ECLI:NL:GHARL:2017:3007
Gerechtshof Arnhem-Leeuwarden
- Hoger beroep
- G.M. Meijer-Campfens
- H.L. Stuiver
- M. van Seventer
- Rechtspraak.nl
Niet-ontvankelijkheid van het openbaar ministerie in hoger beroep wegens te late indiening van de appelschriftuur
In deze zaak heeft het Gerechtshof Arnhem-Leeuwarden op 5 april 2017 uitspraak gedaan in hoger beroep tegen een vonnis van de politierechter in de rechtbank Midden-Nederland. De verdachte was in eerste aanleg vrijgesproken van de tenlastegelegde feiten, waarna de officier van justitie hoger beroep heeft ingesteld. Het hof heeft de zaak behandeld op de zitting van 22 maart 2017, waarbij het hof kennisnam van de vordering van de advocaat-generaal en de argumenten van de raadsman van de verdachte.

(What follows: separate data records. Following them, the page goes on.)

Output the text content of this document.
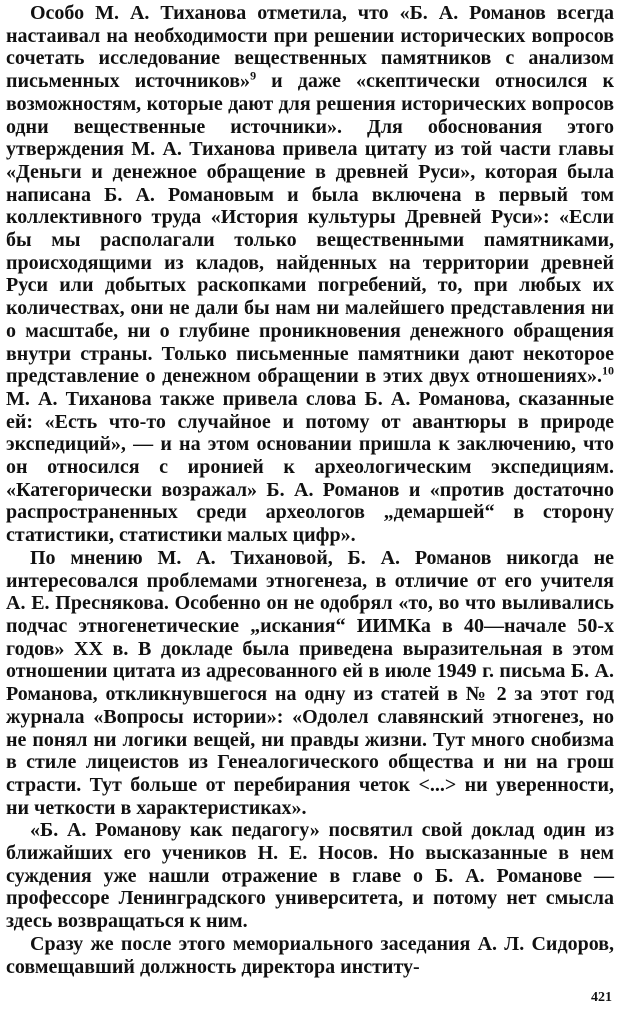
Особо М. А. Тиханова отметила, что «Б. А. Романов всегда настаивал на необходимости при решении исторических вопросов сочетать исследование вещественных памятников с анализом письменных источников»$^9$ и даже «скептически относился к возможностям, которые дают для решения исторических вопросов одни вещественные источники». Для обоснования этого утверждения М. А. Тиханова привела цитату из той части главы «Деньги и денежное обращение в древней Руси», которая была написана Б. А. Романовым и была включена в первый том коллективного труда «История культуры Древней Руси»: «Если бы мы располагали только вещественными памятниками, происходящими из кладов, найденных на территории древней Руси или добытых раскопками погребений, то, при любых их количествах, они не дали бы нам ни малейшего представления ни о масштабе, ни о глубине проникновения денежного обращения внутри страны. Только письменные памятники дают некоторое представление о денежном обращении в этих двух отношениях».$^{10}$ М. А. Тиханова также привела слова Б. А. Романова, сказанные ей: «Есть что-то случайное и потому от авантюры в природе экспедиций», — и на этом основании пришла к заключению, что он относился с иронией к археологическим экспедициям. «Категорически возражал» Б. А. Романов и «против достаточно распространенных среди археологов „демаршей“ в сторону статистики, статистики малых цифр».

По мнению М. А. Тихановой, Б. А. Романов никогда не интересовался проблемами этногенеза, в отличие от его учителя А. Е. Преснякова. Особенно он не одобрял «то, во что выливались подчас этногенетические „искания“ ИИМКа в 40—начале 50-х годов» XX в. В докладе была приведена выразительная в этом отношении цитата из адресованного ей в июле 1949 г. письма Б. А. Романова, откликнувшегося на одну из статей в № 2 за этот год журнала «Вопросы истории»: «Одолел славянский этногенез, но не понял ни логики вещей, ни правды жизни. Тут много снобизма в стиле лицеистов из Генеалогического общества и ни на грош страсти. Тут больше от перебирания четок <...> ни уверенности, ни четкости в характеристиках».

«Б. А. Романову как педагогу» посвятил свой доклад один из ближайших его учеников Н. Е. Носов. Но высказанные в нем суждения уже нашли отражение в главе о Б. А. Романове — профессоре Ленинградского университета, и потому нет смысла здесь возвращаться к ним.

Сразу же после этого мемориального заседания А. Л. Сидоров, совмещавший должность директора институ-

421
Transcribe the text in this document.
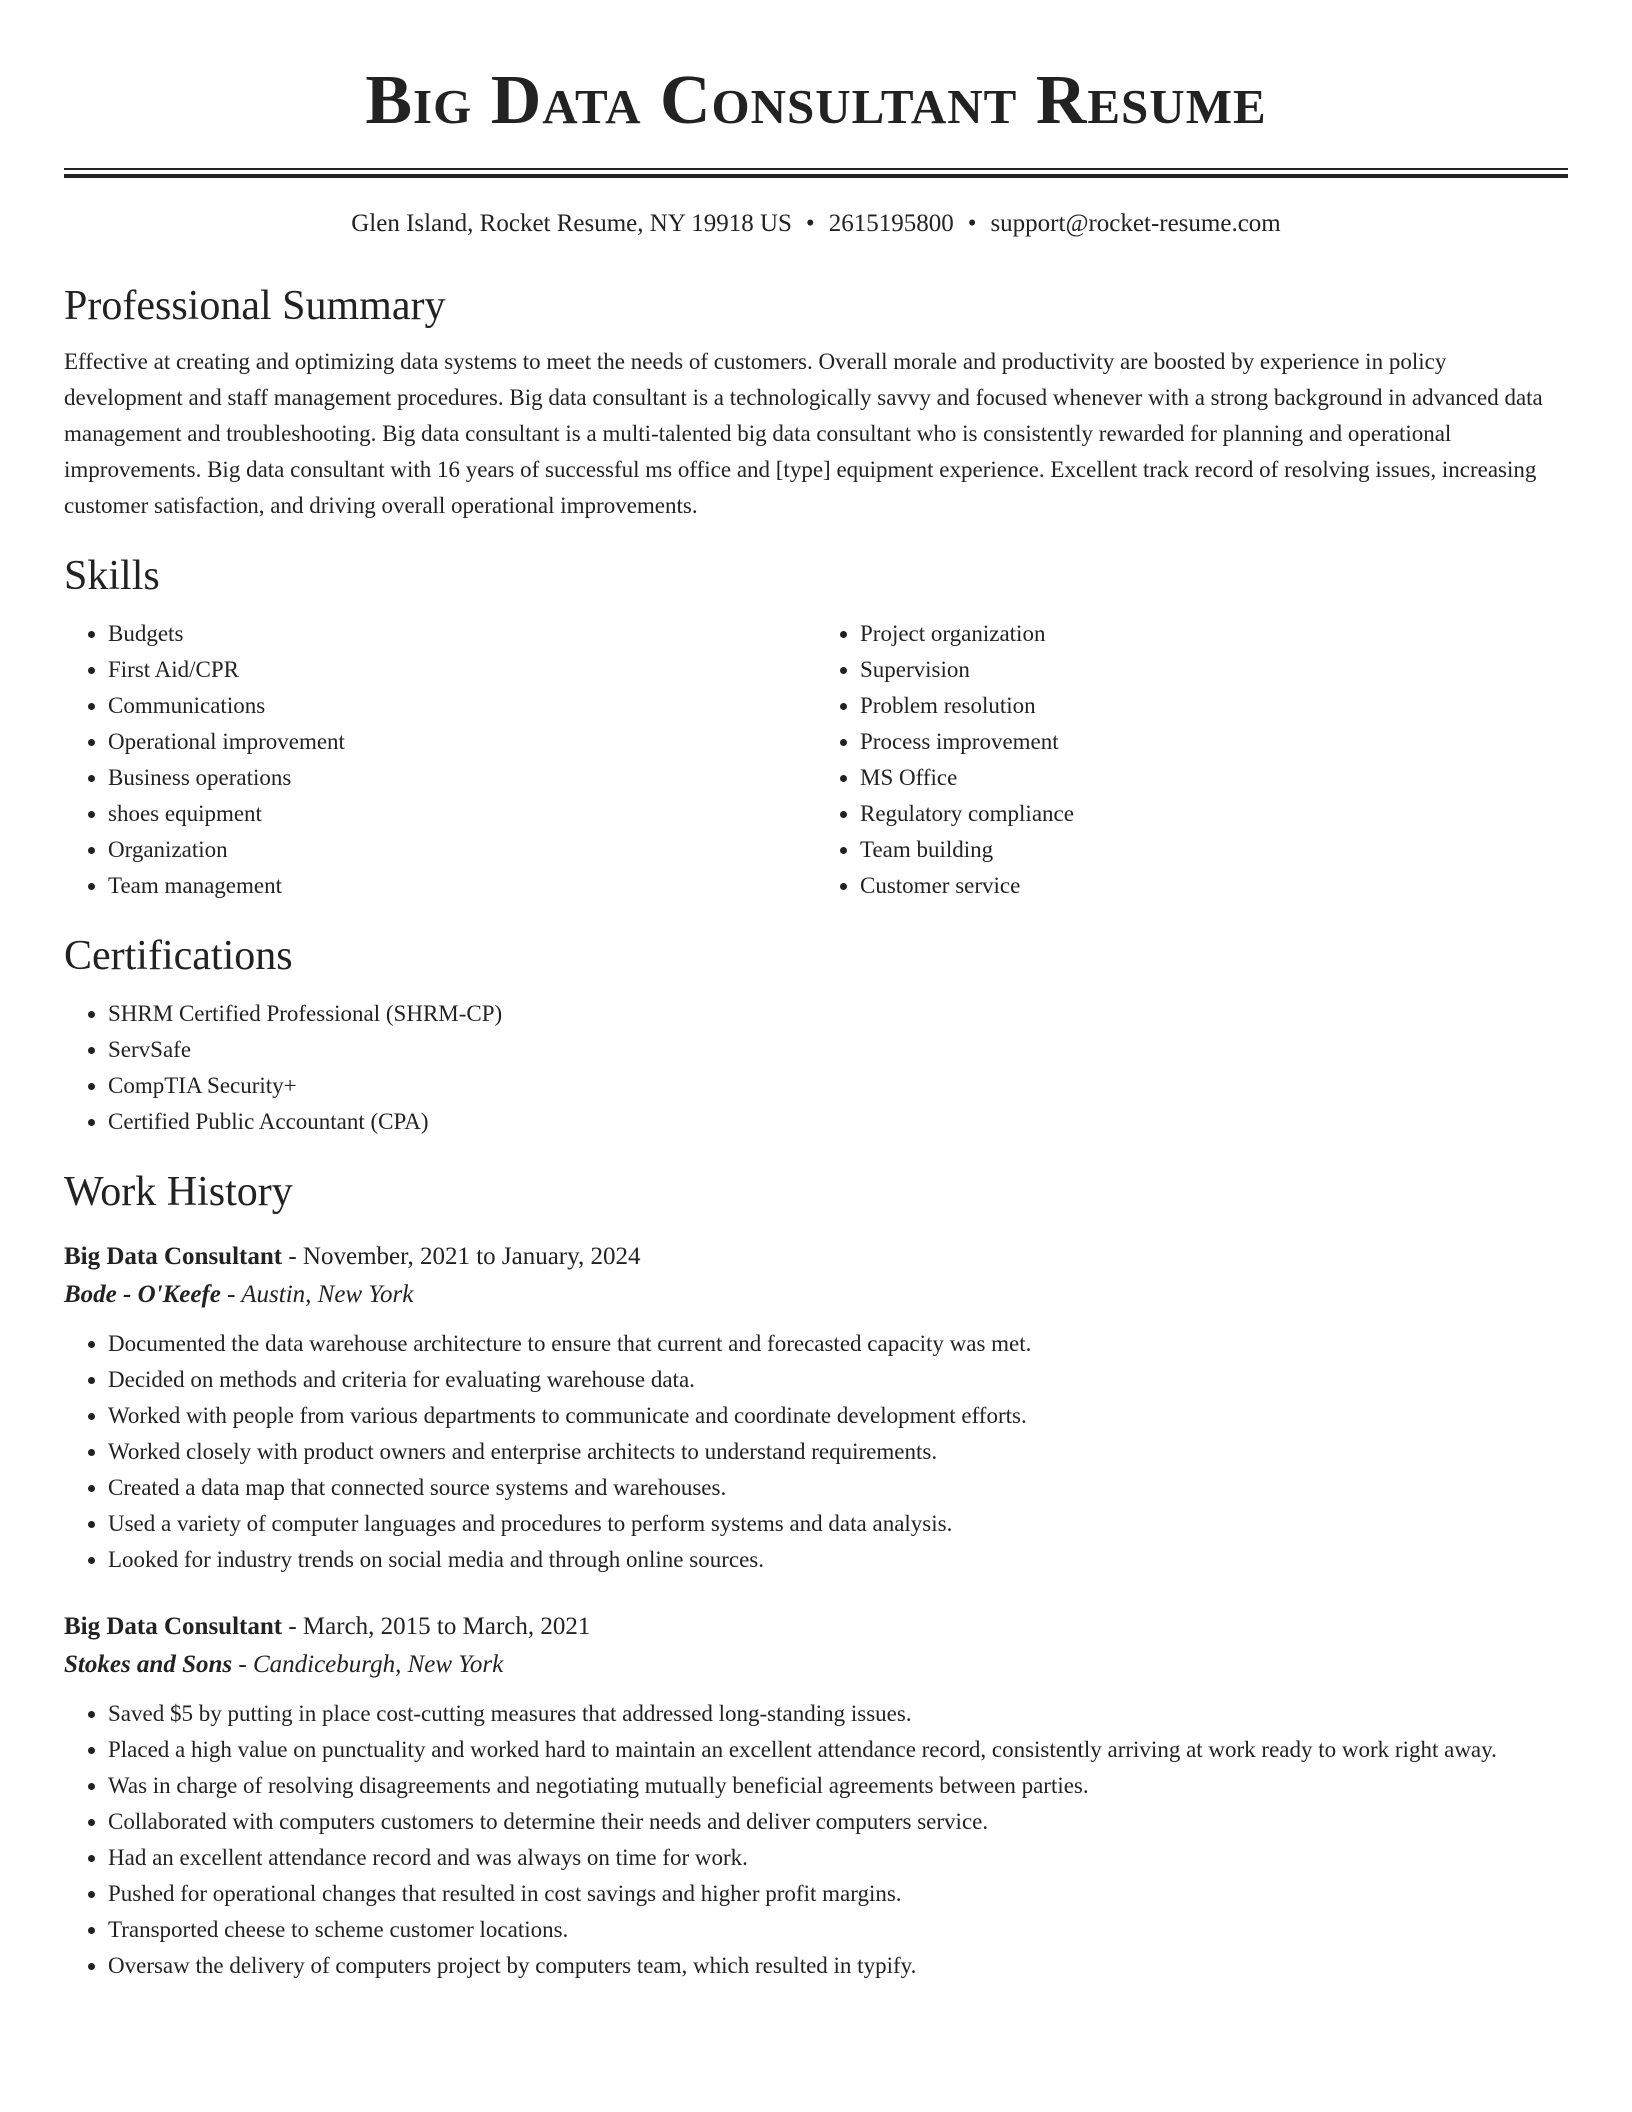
Big Data Consultant Resume
Glen Island, Rocket Resume, NY 19918 US • 2615195800 • support@rocket-resume.com
Professional Summary

Effective at creating and optimizing data systems to meet the needs of customers. Overall morale and productivity are boosted by experience in policy development and staff management procedures. Big data consultant is a technologically savvy and focused whenever with a strong background in advanced data management and troubleshooting. Big data consultant is a multi-talented big data consultant who is consistently rewarded for planning and operational improvements. Big data consultant with 16 years of successful ms office and [type] equipment experience. Excellent track record of resolving issues, increasing customer satisfaction, and driving overall operational improvements.

Skills
• Budgets
• First Aid/CPR
• Communications
• Operational improvement
• Business operations
• shoes equipment
• Organization
• Team management
• Project organization
• Supervision
• Problem resolution
• Process improvement
• MS Office
• Regulatory compliance
• Team building
• Customer service
Certifications
• SHRM Certified Professional (SHRM-CP)
• ServSafe
• CompTIA Security+
• Certified Public Accountant (CPA)
Work History
Big Data Consultant - November, 2021 to January, 2024
Bode - O'Keefe - Austin, New York
• Documented the data warehouse architecture to ensure that current and forecasted capacity was met.
• Decided on methods and criteria for evaluating warehouse data.
• Worked with people from various departments to communicate and coordinate development efforts.
• Worked closely with product owners and enterprise architects to understand requirements.
• Created a data map that connected source systems and warehouses.
• Used a variety of computer languages and procedures to perform systems and data analysis.
• Looked for industry trends on social media and through online sources.
Big Data Consultant - March, 2015 to March, 2021
Stokes and Sons - Candiceburgh, New York
• Saved $5 by putting in place cost-cutting measures that addressed long-standing issues.
• Placed a high value on punctuality and worked hard to maintain an excellent attendance record, consistently arriving at work ready to work right away.
• Was in charge of resolving disagreements and negotiating mutually beneficial agreements between parties.
• Collaborated with computers customers to determine their needs and deliver computers service.
• Had an excellent attendance record and was always on time for work.
• Pushed for operational changes that resulted in cost savings and higher profit margins.
• Transported cheese to scheme customer locations.
• Oversaw the delivery of computers project by computers team, which resulted in typify.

De advocaat-generaal heeft betoogd dat het openbaar ministerie ontvankelijk moet worden verklaard in het hoger beroep en dat de verdachte veroordeeld moet worden tot een gevangenisstraf van twee weken. Echter, het hof heeft vastgesteld dat de appelschriftuur door de officier van justitie niet tijdig is ingediend, in strijd met artikel 410, eerste lid, van het Wetboek van Strafvordering, dat een termijn van 14 dagen voorschrijft voor het indienen van grieven.
Het hof heeft geconcludeerd dat het belang van een tijdige indiening van de appelschriftuur zwaarder weegt dan het belang van de behandeling van de zaak in hoger beroep. Daarom heeft het hof de officier van justitie niet-ontvankelijk verklaard in het hoger beroep. Deze beslissing is genomen met inachtneming van de rechtspleging en de noodzaak om de procedurele regels te respecteren.